Het overlevingsvoordeel bij patiënten met pulmonale arteriële hypertensie (PAH) en obesitas – de obesitasparadox – kan niet worden verklaard door verschillen in de respons op behandeling. Een hogere BMI had geen invloed op de verandering in de 6-minutenloopafstand (6MWD), maar verhoogde het risico op een slechtere WHO functionele klasse na behandeling.
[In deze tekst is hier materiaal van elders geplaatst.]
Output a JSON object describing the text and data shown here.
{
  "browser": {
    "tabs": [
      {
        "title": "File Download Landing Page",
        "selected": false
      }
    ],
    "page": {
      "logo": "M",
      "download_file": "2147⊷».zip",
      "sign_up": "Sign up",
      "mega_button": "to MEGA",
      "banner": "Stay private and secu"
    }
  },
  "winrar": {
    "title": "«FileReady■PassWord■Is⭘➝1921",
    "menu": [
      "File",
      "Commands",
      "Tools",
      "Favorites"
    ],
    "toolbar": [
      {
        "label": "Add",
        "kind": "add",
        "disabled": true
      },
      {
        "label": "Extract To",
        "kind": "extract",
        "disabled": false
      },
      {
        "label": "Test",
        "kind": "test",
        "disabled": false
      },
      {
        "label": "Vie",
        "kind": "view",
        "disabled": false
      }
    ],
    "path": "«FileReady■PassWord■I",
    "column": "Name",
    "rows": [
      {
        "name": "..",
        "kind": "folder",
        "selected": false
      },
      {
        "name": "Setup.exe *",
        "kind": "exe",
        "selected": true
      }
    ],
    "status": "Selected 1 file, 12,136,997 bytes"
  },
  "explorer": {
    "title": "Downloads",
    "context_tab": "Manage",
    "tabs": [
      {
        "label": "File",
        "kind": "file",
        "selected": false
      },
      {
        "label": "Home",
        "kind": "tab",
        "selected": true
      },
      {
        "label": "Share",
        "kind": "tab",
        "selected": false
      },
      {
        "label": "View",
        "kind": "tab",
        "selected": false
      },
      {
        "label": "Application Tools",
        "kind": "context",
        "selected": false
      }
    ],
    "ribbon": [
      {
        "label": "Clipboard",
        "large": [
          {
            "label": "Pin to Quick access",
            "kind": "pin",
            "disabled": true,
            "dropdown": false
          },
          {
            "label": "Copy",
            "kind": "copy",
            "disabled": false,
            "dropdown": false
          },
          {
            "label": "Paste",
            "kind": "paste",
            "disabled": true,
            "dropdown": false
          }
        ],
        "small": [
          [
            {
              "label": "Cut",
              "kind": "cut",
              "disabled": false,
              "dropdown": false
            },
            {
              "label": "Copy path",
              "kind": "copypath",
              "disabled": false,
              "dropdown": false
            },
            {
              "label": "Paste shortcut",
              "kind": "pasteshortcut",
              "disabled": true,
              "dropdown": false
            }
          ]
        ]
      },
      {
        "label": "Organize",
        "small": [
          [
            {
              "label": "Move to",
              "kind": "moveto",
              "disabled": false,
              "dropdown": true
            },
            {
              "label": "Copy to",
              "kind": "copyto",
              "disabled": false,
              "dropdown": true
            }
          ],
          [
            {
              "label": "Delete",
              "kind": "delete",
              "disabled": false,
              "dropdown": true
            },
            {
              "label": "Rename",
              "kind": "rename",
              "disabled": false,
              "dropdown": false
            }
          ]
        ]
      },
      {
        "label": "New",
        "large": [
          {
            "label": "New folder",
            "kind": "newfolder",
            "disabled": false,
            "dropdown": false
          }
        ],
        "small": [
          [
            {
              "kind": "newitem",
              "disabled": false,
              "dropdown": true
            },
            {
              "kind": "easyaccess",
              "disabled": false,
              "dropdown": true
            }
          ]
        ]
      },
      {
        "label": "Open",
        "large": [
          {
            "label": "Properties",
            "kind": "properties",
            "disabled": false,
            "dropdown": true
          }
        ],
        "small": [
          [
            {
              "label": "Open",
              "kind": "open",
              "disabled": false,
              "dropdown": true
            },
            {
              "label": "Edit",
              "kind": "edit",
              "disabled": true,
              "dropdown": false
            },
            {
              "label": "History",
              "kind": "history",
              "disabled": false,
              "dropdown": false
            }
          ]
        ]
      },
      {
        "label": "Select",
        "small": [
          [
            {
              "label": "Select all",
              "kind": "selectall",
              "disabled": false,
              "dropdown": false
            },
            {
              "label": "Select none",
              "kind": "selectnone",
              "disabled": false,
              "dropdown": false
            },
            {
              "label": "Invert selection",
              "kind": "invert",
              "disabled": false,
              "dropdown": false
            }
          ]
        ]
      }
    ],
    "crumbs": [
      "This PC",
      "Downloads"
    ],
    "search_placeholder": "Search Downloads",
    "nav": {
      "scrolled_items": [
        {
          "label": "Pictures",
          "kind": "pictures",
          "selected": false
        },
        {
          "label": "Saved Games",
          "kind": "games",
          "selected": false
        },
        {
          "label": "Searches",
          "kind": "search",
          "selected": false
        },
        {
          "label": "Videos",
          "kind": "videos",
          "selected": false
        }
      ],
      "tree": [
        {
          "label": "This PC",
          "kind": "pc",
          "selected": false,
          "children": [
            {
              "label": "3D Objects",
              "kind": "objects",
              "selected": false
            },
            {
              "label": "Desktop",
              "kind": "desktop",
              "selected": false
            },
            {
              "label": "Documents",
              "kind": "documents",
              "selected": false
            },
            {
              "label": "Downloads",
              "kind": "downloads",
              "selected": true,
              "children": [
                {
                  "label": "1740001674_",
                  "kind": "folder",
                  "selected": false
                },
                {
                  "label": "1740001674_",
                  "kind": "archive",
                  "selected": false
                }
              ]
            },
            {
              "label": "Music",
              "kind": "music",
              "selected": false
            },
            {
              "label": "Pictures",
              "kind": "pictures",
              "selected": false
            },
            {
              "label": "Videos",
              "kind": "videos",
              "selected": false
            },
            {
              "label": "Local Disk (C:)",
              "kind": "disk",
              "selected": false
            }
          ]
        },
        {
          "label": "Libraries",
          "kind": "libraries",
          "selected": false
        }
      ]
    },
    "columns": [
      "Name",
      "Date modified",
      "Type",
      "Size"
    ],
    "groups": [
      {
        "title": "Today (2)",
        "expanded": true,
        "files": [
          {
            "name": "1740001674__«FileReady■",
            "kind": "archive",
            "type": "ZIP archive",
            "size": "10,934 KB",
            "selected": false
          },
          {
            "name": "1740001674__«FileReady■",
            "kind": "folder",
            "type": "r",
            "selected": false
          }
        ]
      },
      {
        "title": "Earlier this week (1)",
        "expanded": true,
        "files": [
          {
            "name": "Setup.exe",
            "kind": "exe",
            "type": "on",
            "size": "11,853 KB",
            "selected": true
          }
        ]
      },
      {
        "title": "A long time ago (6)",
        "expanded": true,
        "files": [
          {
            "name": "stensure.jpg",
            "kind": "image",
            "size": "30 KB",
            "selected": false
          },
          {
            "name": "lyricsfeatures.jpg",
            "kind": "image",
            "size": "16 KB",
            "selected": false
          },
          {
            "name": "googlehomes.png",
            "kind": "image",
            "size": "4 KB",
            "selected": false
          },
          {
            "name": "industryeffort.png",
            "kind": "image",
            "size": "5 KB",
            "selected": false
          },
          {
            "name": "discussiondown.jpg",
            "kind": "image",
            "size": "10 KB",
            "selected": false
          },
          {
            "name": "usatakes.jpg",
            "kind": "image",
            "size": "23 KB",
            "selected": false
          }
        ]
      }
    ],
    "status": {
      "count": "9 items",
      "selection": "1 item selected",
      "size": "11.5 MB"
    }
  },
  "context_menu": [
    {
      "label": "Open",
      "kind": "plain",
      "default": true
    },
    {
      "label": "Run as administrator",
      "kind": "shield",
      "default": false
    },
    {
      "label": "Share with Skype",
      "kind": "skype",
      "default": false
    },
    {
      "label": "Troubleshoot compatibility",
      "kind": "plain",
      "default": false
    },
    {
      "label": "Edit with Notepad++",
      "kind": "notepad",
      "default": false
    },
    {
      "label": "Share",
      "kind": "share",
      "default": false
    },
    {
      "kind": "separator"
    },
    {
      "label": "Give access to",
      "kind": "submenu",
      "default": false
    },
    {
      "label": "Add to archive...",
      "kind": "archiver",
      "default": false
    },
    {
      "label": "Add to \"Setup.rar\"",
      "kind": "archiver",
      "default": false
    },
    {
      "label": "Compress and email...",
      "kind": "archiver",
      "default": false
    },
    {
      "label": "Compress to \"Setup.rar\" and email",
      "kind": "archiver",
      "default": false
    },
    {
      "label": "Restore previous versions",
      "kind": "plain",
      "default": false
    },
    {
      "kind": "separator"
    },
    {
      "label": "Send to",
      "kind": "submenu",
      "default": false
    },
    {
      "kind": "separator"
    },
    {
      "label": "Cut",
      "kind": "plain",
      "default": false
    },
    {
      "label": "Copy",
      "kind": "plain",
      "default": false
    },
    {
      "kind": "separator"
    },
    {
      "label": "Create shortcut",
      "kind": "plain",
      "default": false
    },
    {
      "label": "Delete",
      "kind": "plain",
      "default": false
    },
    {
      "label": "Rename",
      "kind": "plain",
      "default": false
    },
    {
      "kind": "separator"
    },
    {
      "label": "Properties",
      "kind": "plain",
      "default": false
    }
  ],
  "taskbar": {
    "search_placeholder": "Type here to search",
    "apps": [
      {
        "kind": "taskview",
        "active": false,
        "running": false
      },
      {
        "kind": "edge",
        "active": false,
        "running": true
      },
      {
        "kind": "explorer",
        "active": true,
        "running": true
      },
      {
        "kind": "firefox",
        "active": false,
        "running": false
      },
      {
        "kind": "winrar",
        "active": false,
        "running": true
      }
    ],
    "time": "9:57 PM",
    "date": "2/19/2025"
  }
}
Obesitas komt steeds vaker voor bij patiënten met PAH, maar is ook geassocieerd met een betere overleving: de obesitasparadox. In deze meta-analyse werd onderzocht of patiënten met obesitas mogelijk meer baat hebben bij de bestaande behandelingen voor PAH. Met behulp van data van individuele deelnemers werd een meta-analyse uitgevoerd van gerandomiseerde, placebogecontroleerde fase III-studies naar behandelingen voor PAH die tussen 2000 en 2015 ter goedkeuring werden ingediend bij de FDA. Primaire uitkomsten waren de verandering in 6MWD en de WHO functionele klasse.
In totaal werden 5.440 deelnemers aan 17 onderzoeken geïncludeerd. Patiënten met overgewicht en obesitas hadden een lagere 6MWD op baseline en vielen vaker in WHO functionele klasse III of IV. Behandeling was geassocieerd met een toename van 27,01 meter op de 6MWD (95%-BI 21,58-32,45; p < 0,001) en een lager risico op een slechtere WHO functionele klasse (OR 0,58; 95%-BI 0,48-0,70; p < 0,001). Voor elke toename van 1 kg/m2 in BMI, daalde de 6MWD met 0,66 meter (p = 0,07); er was geen significante invloed van de BMI op de 6MWD-respons (p voor interactie 0,34). Een hogere BMI verlaagde de respons op de behandeling zodanig dat elke toename van 1 kg/m2 in BMI het risico op een slechtere WHO functionele klasse met 3% verhoogde (OR 1,03; p voor interactie 0,06).